Cat From The Mat


If there’s anything we have learned from pandemic life, it is that we affect one another.  We share the same air, space, and sources of food and water.  We have similar emotional experiences like fear, anger, sadness, joy, and pain.  And whether you have been solo in quarantine or busting at the seams in a full household, you might also have been experiencing a  sense of isolation.  As social beings, we humans live in relationship with others.  We thrive in community.  And during this pandemic “pause,” we have been forced to contend with the relationship that we have with our own selves.

Before Covid, I was often on the move.  The grass did not grow beneath my feet.  I was flying all over the world for work and adventures.  Even when home,  I was on the proverbial gerbil wheel of life, as if running as fast as I can and still not keeping up.

Then overnight, the world slowed down and came to a standstill.  The spinning wheel stopped, and I was grounded.  Cancelled gigs, no socializing, and work segued to an online format.  This abrupt halt has been jarring.  It’s also demanded a practice of adapting to constantly changing terra ferma, if solid at all. 

Grounded like a teenager, I was unable to enjoy the freedoms that I once had. And yet,  I found new liberations.   I had time to sleep without setting an alarm.  I finally had the chance to sift through my long “to do” list.  Besides completing tasks, I finally had the bandwidth to address my metaphorical pile of stuff to process.  At the bottom of the stack, I discovered all sorts of emotional issues with which I had yet to contend.

I began to excavate outdated belief systems that were fueling my behavior for most of my life.  I found parts of myself that I had exiled or had been ignored.  And rather than having contempt for my fearful, sad, angry, or lonely selves, I got to know them.  Befriending my pain helped me not only metabolize undigested experiences still living in my tissues, I also found company and solace in my whole persevering self.

I learned that I had value, not because of what I had accomplished, but because I merely existed.  Until now, I thought that I had to earn my place in the world.  Maybe my busyness translated into me feeling worthy or important? If so, it’s no wonder I have been so exhausted on that damn gerbil wheel, rarely feeling satiated!

The world is beginning to open up again and I want to make sure that I do not fall prey to my old beliefs.  I do not want to go back to where we all were.  The global issues we are facing have been revealed.  We can no longer use the excuse that we did it know about the glaring inequities in the world.  Change is never comfortable, but if we are to grow with new shared awareness, then we all can transform as a society.

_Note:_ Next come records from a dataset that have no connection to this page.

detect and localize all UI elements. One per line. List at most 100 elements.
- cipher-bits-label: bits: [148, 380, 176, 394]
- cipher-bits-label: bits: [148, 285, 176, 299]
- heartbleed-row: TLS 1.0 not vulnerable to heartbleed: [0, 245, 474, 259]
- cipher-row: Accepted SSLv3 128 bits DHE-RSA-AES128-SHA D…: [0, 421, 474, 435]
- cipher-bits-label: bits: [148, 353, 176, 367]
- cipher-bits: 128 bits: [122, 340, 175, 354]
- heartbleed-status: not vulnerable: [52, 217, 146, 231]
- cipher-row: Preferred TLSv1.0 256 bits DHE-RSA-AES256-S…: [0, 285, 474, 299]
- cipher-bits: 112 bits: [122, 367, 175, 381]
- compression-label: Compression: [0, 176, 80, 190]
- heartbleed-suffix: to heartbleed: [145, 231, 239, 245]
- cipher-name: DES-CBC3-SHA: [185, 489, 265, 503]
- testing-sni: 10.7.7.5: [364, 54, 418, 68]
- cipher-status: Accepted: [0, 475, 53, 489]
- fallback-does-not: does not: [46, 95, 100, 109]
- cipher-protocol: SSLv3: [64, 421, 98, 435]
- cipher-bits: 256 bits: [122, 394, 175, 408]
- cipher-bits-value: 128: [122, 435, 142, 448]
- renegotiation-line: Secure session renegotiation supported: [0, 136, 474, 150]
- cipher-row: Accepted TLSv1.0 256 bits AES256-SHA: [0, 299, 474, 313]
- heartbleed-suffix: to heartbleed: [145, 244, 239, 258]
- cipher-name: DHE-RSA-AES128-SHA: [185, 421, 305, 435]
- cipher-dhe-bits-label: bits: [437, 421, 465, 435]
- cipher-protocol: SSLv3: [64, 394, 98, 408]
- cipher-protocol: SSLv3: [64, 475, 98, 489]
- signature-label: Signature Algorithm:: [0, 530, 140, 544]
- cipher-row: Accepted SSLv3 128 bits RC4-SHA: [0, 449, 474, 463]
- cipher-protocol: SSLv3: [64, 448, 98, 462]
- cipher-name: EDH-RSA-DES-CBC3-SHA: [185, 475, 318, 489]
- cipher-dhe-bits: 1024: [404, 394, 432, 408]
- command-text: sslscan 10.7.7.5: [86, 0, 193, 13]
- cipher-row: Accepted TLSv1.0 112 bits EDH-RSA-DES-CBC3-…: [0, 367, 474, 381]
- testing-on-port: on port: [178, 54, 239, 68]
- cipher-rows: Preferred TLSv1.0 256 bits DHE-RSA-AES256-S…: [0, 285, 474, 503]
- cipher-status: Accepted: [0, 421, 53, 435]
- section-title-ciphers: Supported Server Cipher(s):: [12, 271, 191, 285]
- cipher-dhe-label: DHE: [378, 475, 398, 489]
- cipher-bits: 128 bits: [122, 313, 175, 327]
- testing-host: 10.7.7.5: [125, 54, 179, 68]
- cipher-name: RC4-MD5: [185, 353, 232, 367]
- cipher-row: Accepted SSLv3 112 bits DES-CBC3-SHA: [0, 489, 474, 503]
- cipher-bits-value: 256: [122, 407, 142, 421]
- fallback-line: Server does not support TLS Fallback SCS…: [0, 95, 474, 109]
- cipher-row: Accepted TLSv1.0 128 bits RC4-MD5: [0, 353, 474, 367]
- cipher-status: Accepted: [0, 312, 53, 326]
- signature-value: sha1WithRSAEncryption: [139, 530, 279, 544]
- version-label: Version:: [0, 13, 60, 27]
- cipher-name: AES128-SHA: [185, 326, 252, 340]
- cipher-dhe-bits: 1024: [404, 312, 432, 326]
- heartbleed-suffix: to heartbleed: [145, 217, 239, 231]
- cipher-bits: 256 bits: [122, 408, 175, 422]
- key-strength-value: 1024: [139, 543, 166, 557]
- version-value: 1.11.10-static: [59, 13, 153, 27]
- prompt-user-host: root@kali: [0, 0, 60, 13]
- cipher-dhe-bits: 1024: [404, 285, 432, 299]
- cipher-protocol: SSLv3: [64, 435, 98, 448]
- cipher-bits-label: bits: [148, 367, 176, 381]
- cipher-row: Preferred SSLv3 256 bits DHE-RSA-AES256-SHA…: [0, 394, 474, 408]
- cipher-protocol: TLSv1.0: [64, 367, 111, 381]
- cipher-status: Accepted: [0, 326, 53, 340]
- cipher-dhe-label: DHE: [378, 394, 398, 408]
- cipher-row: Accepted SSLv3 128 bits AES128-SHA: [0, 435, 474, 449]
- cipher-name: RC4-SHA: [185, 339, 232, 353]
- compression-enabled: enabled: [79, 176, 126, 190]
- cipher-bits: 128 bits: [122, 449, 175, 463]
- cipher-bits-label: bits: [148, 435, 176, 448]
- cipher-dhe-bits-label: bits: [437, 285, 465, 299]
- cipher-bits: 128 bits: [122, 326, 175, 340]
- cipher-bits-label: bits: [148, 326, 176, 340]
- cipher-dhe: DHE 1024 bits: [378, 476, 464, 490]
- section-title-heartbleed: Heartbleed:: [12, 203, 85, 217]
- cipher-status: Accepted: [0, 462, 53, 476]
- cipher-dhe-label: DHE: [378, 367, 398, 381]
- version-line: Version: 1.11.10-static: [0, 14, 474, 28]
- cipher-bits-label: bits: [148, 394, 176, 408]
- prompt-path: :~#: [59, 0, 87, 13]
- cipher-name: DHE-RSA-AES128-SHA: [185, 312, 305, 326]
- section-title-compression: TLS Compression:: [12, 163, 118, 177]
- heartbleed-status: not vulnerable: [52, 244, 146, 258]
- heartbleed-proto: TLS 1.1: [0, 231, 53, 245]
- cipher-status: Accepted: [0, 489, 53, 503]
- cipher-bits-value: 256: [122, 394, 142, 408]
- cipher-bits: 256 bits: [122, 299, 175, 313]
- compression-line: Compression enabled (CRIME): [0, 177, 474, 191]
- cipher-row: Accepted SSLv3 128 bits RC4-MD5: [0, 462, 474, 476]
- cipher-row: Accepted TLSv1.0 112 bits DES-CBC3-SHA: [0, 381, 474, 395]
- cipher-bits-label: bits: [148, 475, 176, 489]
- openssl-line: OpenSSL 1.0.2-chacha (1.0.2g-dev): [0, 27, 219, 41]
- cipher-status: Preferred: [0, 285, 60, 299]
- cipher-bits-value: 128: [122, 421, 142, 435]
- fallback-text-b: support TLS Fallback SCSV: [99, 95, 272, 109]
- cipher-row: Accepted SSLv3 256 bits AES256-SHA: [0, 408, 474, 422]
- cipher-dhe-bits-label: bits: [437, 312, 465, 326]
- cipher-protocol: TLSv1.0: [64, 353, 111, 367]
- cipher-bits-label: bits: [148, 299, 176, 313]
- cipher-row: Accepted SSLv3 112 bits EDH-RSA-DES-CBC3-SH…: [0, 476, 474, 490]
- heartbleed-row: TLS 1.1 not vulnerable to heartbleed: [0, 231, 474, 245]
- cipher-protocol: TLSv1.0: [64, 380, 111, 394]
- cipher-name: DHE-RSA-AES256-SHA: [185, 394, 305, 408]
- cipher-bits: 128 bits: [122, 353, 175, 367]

Yoga is often defined as “Union.”  This involves awareness, attunement, and most of all relationship.  If you look at the body as a whole, each part plays a role in the functioning of the whole organism.  Every part contributes and has an effect on another part.   When there’s an injury, the body compensates to keep you functioning.

As community members, our actions impact others.  Cultivating compassion is learning to be curious about yourself and others.  It’s an endeavor of understanding what might be motivating another’s behavior.  It doesn’t mean you have to agree.  Being complacent and complicit never makes change.  And these shifts need to occur simultaneously on intrapersonal, interpersonal, and societal realms, if we are to evolve as a species.

In what ways can you make friends with and celebrate all the parts of yourself? How can you make room for a full spectrum of experience, especially the unfamiliar aspects of yourself?  Which ideas about your inner and outer worlds can you question and test to see if they are hindering or helping your personal growth?  Most of all can befriending yourself open up the space to be curious about others?

As you blossom into spring, I encourage you to take the lessons learned from the past year of grounding and integrate them into what’s next for you.  Your life might have changed drastically or subtlety, but I can guarantee that you are not the same person from a year ago.  May we be thankful for such movement and growth.  Happy Earth Day!